Chapter Eleven.
Reveals Disco’s Opinions about Savages, and the Savages’ Opinions of Disco, and Other Weighty Matters.
As two or three of Harold’s people were not very well just at that time, he resolved to remain at Kambira’s village for a few days to give them rest, and afterwards to push on to the country of his friend Chimbolo.
This arrangement he came to the more readily that he was short of provisions, and Kambira told him that a particular part of the country near the shores of a lake not far distant abounded with game of all sorts.
To Disco Lillihammer he explained his plans next day, while that worthy, seated under the shade of a banyan-tree, was busily engaged with what he styled his “mornin’ dooties”—namely, the filling and smoking of his cutty-pipe.

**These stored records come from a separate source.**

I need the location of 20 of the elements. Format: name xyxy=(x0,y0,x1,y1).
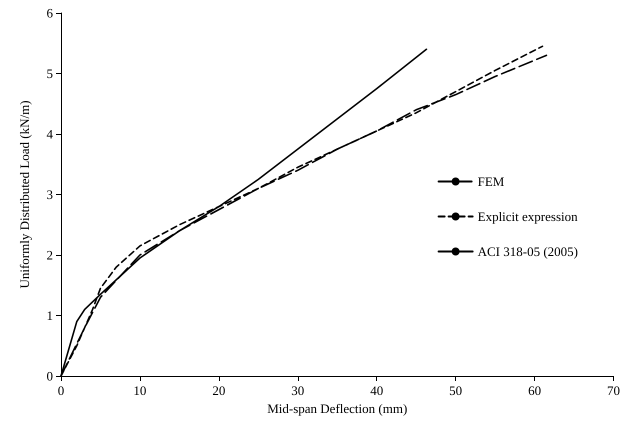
legend-label: FEM xyxy=(478,174,505,189)
y-tick-label: 3 xyxy=(46,187,53,202)
x-tick-label: 60 xyxy=(528,383,542,398)
y-axis-title: Uniformly Distributed Load (kN/m) xyxy=(17,100,32,289)
y-tick-label: 4 xyxy=(46,126,54,142)
y-tick-label: 2 xyxy=(46,248,53,262)
x-tick-label: 50 xyxy=(449,383,462,398)
x-tick-label: 20 xyxy=(212,383,226,398)
y-tick-label: 1 xyxy=(46,308,53,323)
x-tick-label: 10 xyxy=(133,383,146,398)
y-tick-label: 5 xyxy=(46,66,53,81)
y-tick-label: 6 xyxy=(46,6,54,20)
x-tick-label: 0 xyxy=(58,383,64,398)
x-tick-label: 70 xyxy=(607,383,620,398)
x-axis-title: Mid-span Deflection (mm) xyxy=(267,400,408,416)
y-tick-label: 0 xyxy=(46,368,53,384)
legend-label: Explicit expression xyxy=(478,209,578,224)
legend-label: ACI 318-05 (2005) xyxy=(478,244,578,259)
x-tick-label: 40 xyxy=(370,383,384,398)
x-tick-label: 30 xyxy=(291,383,304,398)
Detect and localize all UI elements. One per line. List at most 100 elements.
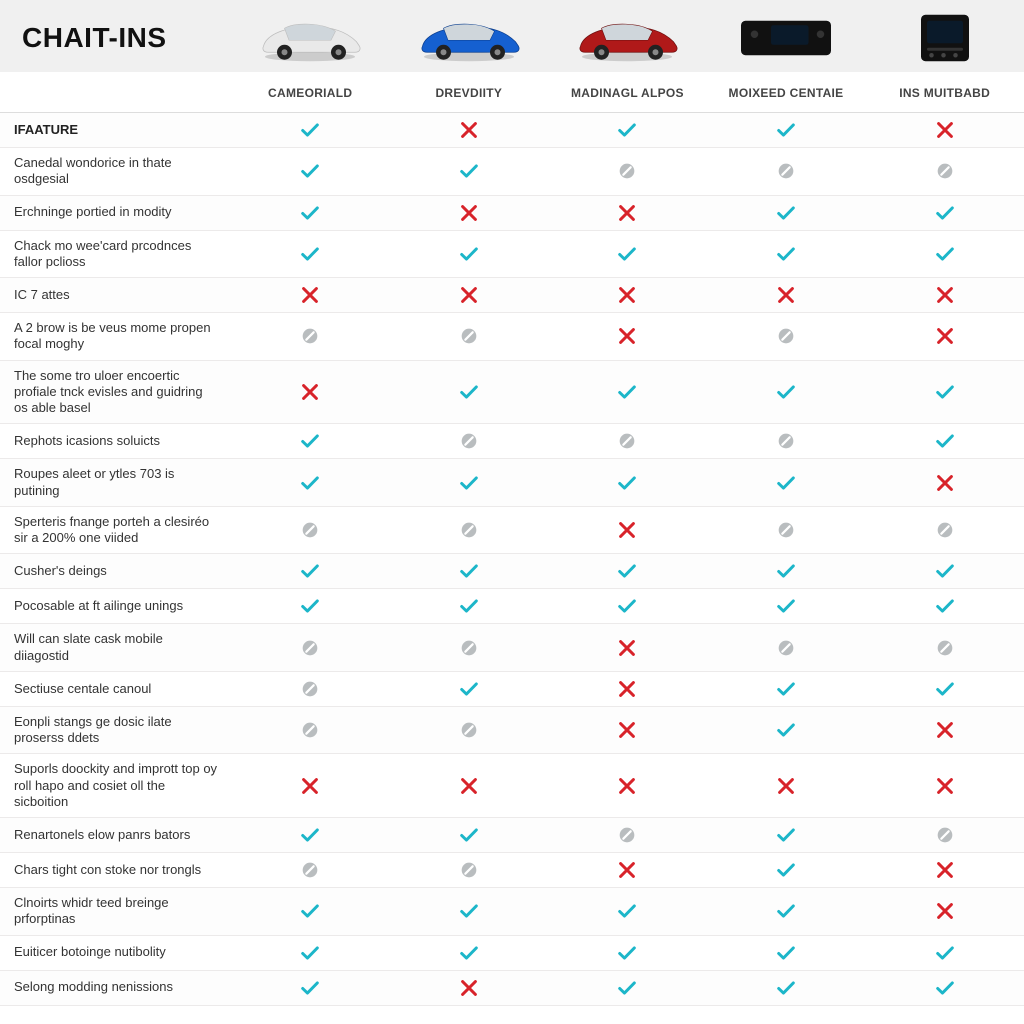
cell — [548, 754, 707, 818]
cell — [390, 506, 549, 554]
cross-icon — [616, 325, 638, 347]
feature-col-header — [0, 72, 231, 113]
cell — [865, 360, 1024, 424]
cross-icon — [934, 719, 956, 741]
check-icon — [775, 119, 797, 141]
row-label: A 2 brow is be veus mome propen focal mo… — [0, 313, 231, 361]
check-icon — [299, 119, 321, 141]
table-row: Selong modding nenissions — [0, 970, 1024, 1005]
cell — [548, 589, 707, 624]
check-icon — [616, 243, 638, 265]
neutral-icon — [934, 637, 956, 659]
neutral-icon — [934, 160, 956, 182]
check-icon — [934, 202, 956, 224]
neutral-icon — [458, 637, 480, 659]
neutral-icon — [458, 519, 480, 541]
check-icon — [616, 381, 638, 403]
cell — [390, 195, 549, 230]
table-row: Will can slate cask mobile diiagostid — [0, 624, 1024, 672]
cell — [707, 195, 866, 230]
cell — [390, 818, 549, 853]
car-white-icon — [250, 10, 370, 66]
cell — [865, 195, 1024, 230]
check-icon — [934, 595, 956, 617]
check-icon — [616, 560, 638, 582]
cell — [865, 113, 1024, 148]
cell — [231, 230, 390, 278]
page-title: CHAIT-INS — [22, 22, 225, 54]
col-header: DREVDIITY — [390, 72, 549, 113]
neutral-icon — [299, 678, 321, 700]
cross-icon — [458, 119, 480, 141]
cell — [707, 506, 866, 554]
cell — [390, 313, 549, 361]
table-row: Cusher's deings — [0, 554, 1024, 589]
cell — [548, 706, 707, 754]
check-icon — [299, 977, 321, 999]
table-row: Euiticer botoinge nutibolity — [0, 935, 1024, 970]
cell — [231, 935, 390, 970]
cross-icon — [616, 637, 638, 659]
cell — [390, 888, 549, 936]
cell — [231, 624, 390, 672]
cell — [865, 554, 1024, 589]
neutral-icon — [775, 430, 797, 452]
cell — [548, 148, 707, 196]
cell — [390, 589, 549, 624]
cell — [231, 671, 390, 706]
row-label: Canedal wondorice in thate osdgesial — [0, 148, 231, 196]
check-icon — [458, 243, 480, 265]
cell — [548, 671, 707, 706]
table-header: CHAIT-INS — [0, 0, 1024, 113]
cross-icon — [775, 775, 797, 797]
cell — [707, 113, 866, 148]
cell — [548, 313, 707, 361]
check-icon — [775, 859, 797, 881]
cell — [548, 360, 707, 424]
row-label: Erchninge portied in modity — [0, 195, 231, 230]
row-label: Rephots icasions soluicts — [0, 424, 231, 459]
table-row: Canedal wondorice in thate osdgesial — [0, 148, 1024, 196]
cell — [231, 970, 390, 1005]
cross-icon — [934, 284, 956, 306]
device-square-icon — [885, 10, 1005, 66]
row-label: Sperteris fnange porteh a clesiréo sir a… — [0, 506, 231, 554]
row-label: Chack mo wee'card prcodnces fallor pclio… — [0, 230, 231, 278]
check-icon — [934, 381, 956, 403]
check-icon — [299, 160, 321, 182]
cell — [548, 230, 707, 278]
row-label: Pocosable at ft ailinge unings — [0, 589, 231, 624]
cell — [707, 624, 866, 672]
cell — [390, 554, 549, 589]
cell — [707, 278, 866, 313]
cell — [390, 935, 549, 970]
cell — [390, 754, 549, 818]
device-wide-icon — [726, 10, 846, 66]
cell — [865, 506, 1024, 554]
check-icon — [775, 472, 797, 494]
cell — [707, 230, 866, 278]
check-icon — [934, 430, 956, 452]
cell — [707, 459, 866, 507]
check-icon — [458, 560, 480, 582]
cell — [390, 706, 549, 754]
col-thumb — [231, 0, 390, 72]
col-thumb — [865, 0, 1024, 72]
check-icon — [775, 381, 797, 403]
neutral-icon — [616, 824, 638, 846]
neutral-icon — [299, 719, 321, 741]
neutral-icon — [775, 325, 797, 347]
cell — [548, 853, 707, 888]
cross-icon — [616, 859, 638, 881]
table-row: Rephots icasions soluicts — [0, 424, 1024, 459]
cell — [865, 853, 1024, 888]
cell — [231, 113, 390, 148]
neutral-icon — [775, 160, 797, 182]
check-icon — [299, 824, 321, 846]
table-row: Renartonels elow panrs bators — [0, 818, 1024, 853]
row-label: The some tro uloer encoertic profiale tn… — [0, 360, 231, 424]
car-red-icon — [567, 10, 687, 66]
check-icon — [458, 160, 480, 182]
check-icon — [775, 900, 797, 922]
table-row: Sperteris fnange porteh a clesiréo sir a… — [0, 506, 1024, 554]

“You see, Disco,” he said, “it won’t do to knock up the men with continuous travel, therefore I shall give them a spell of rest here. Kambira tells me that there is plenty of game, large and small, to be had not far off, so that we shall be able to replenish our stock of meat and perchance give the niggers a feast such as they have not been accustomed to of late, for it is not too much to expect that our rifles will do more execution, at all events among lions and elephants, than native spears. Besides, I wish to see something of the people, who, being what we may call pure out-and-out savages—”
“Savages!” interrupted Disco, removing his pipe, and pointing with the stem of it to the village on an eminence at the outskirts of which they were seated; “d’ee call them folk savages?”

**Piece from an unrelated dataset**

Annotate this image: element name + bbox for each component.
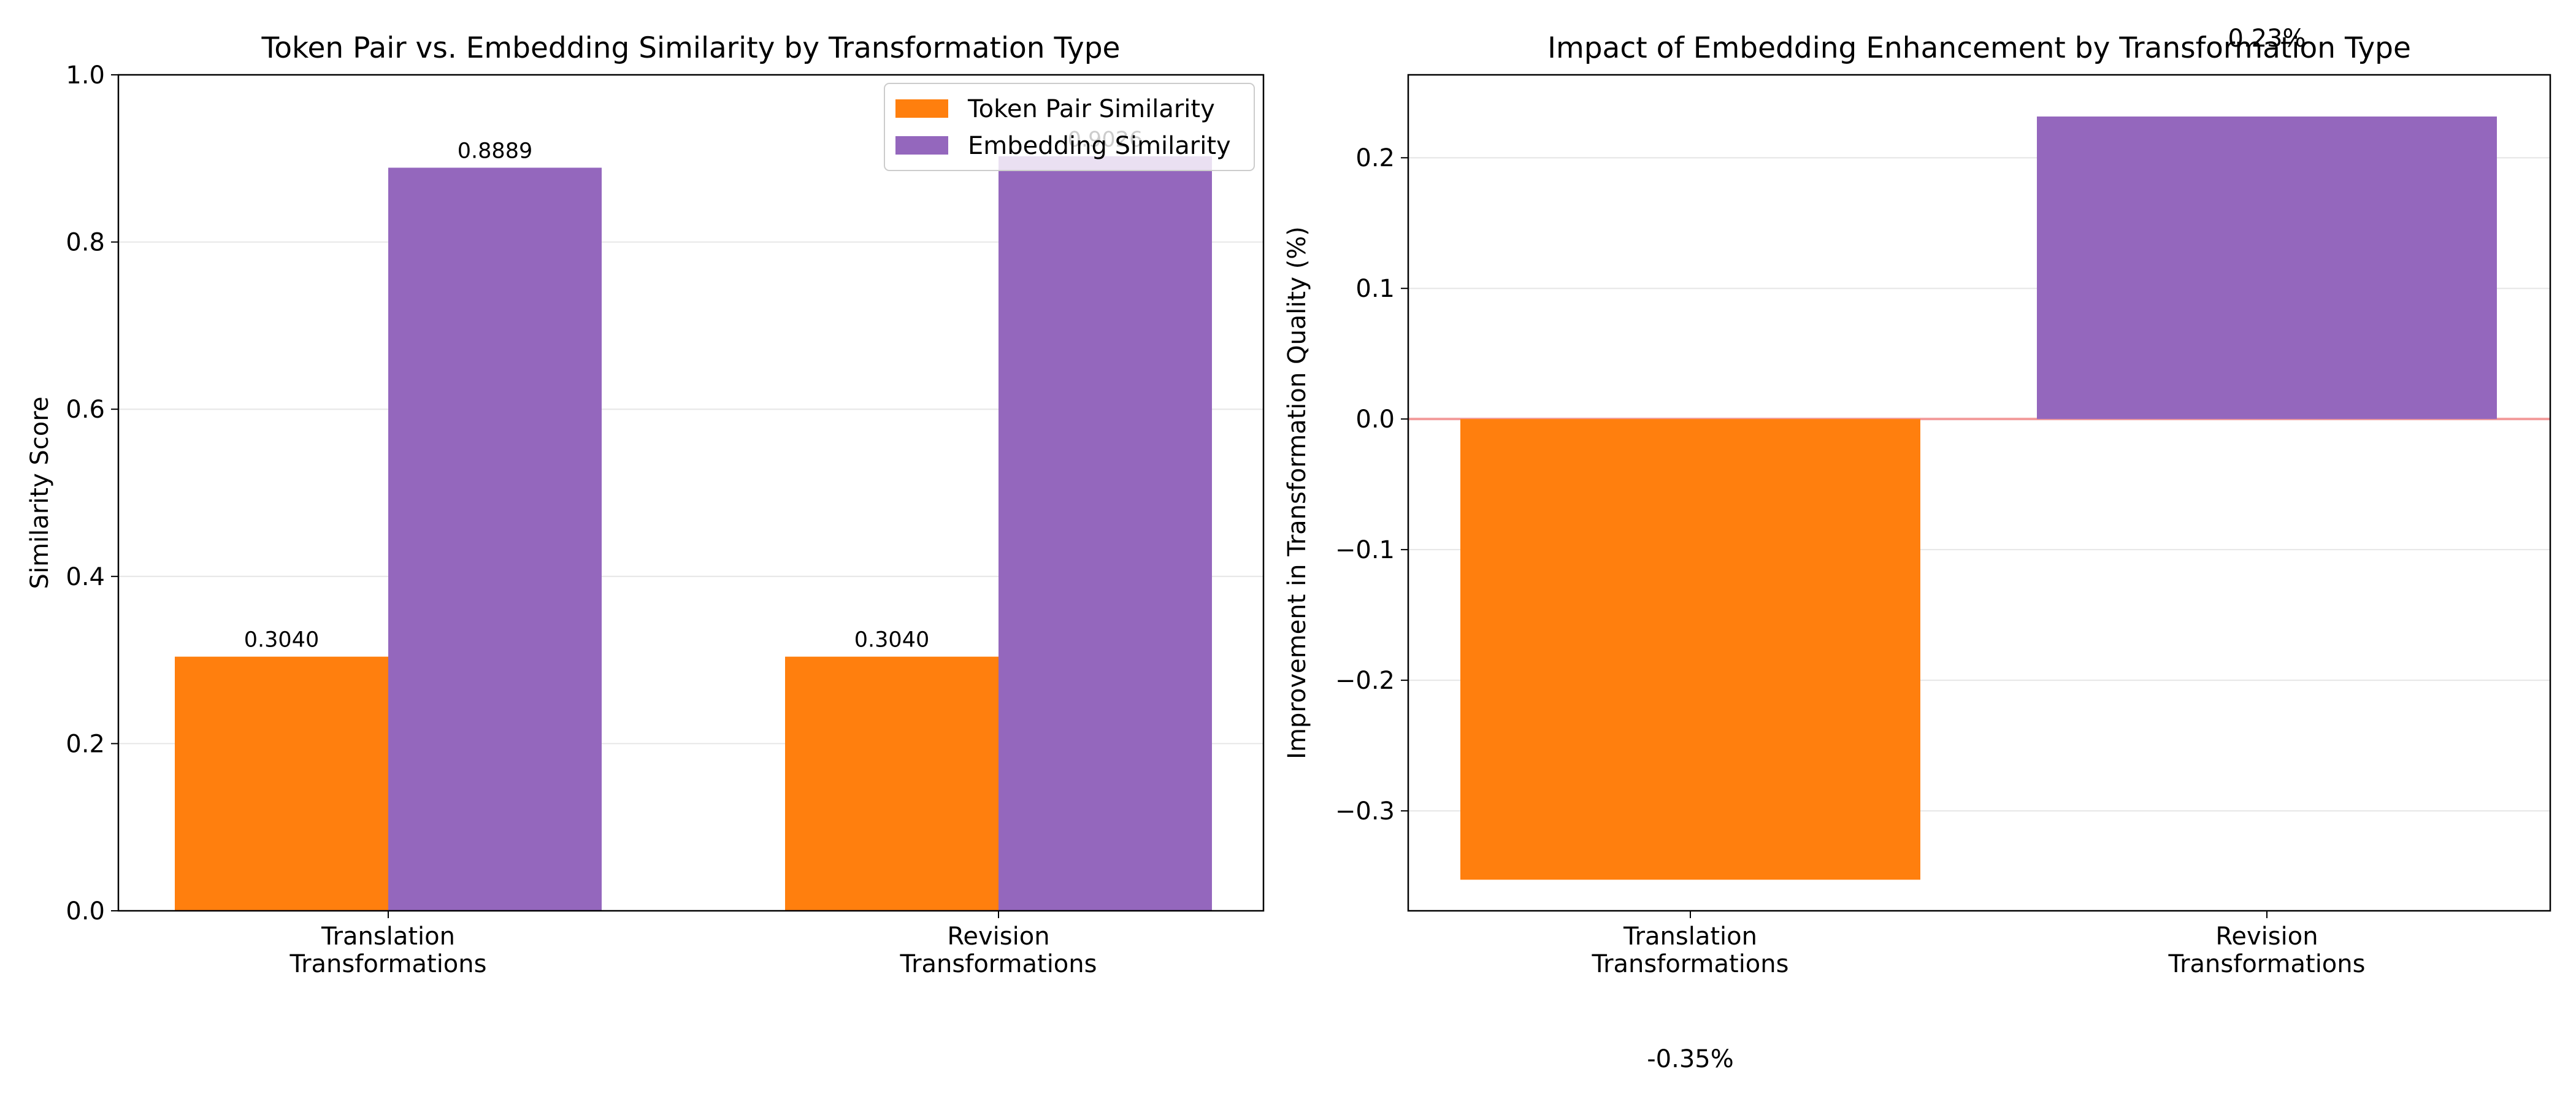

Harold looked at the scene before him, and paused for a few moments; and well he might, for not fifty yards off the blacksmith was plying his work energetically, while a lad sat literally between a pair of native bellows, one of which he blew with his left hand, the other with his right and, beyond these, groups of men and women wrought at their primitive looms or tilled their vegetable gardens and patches of land.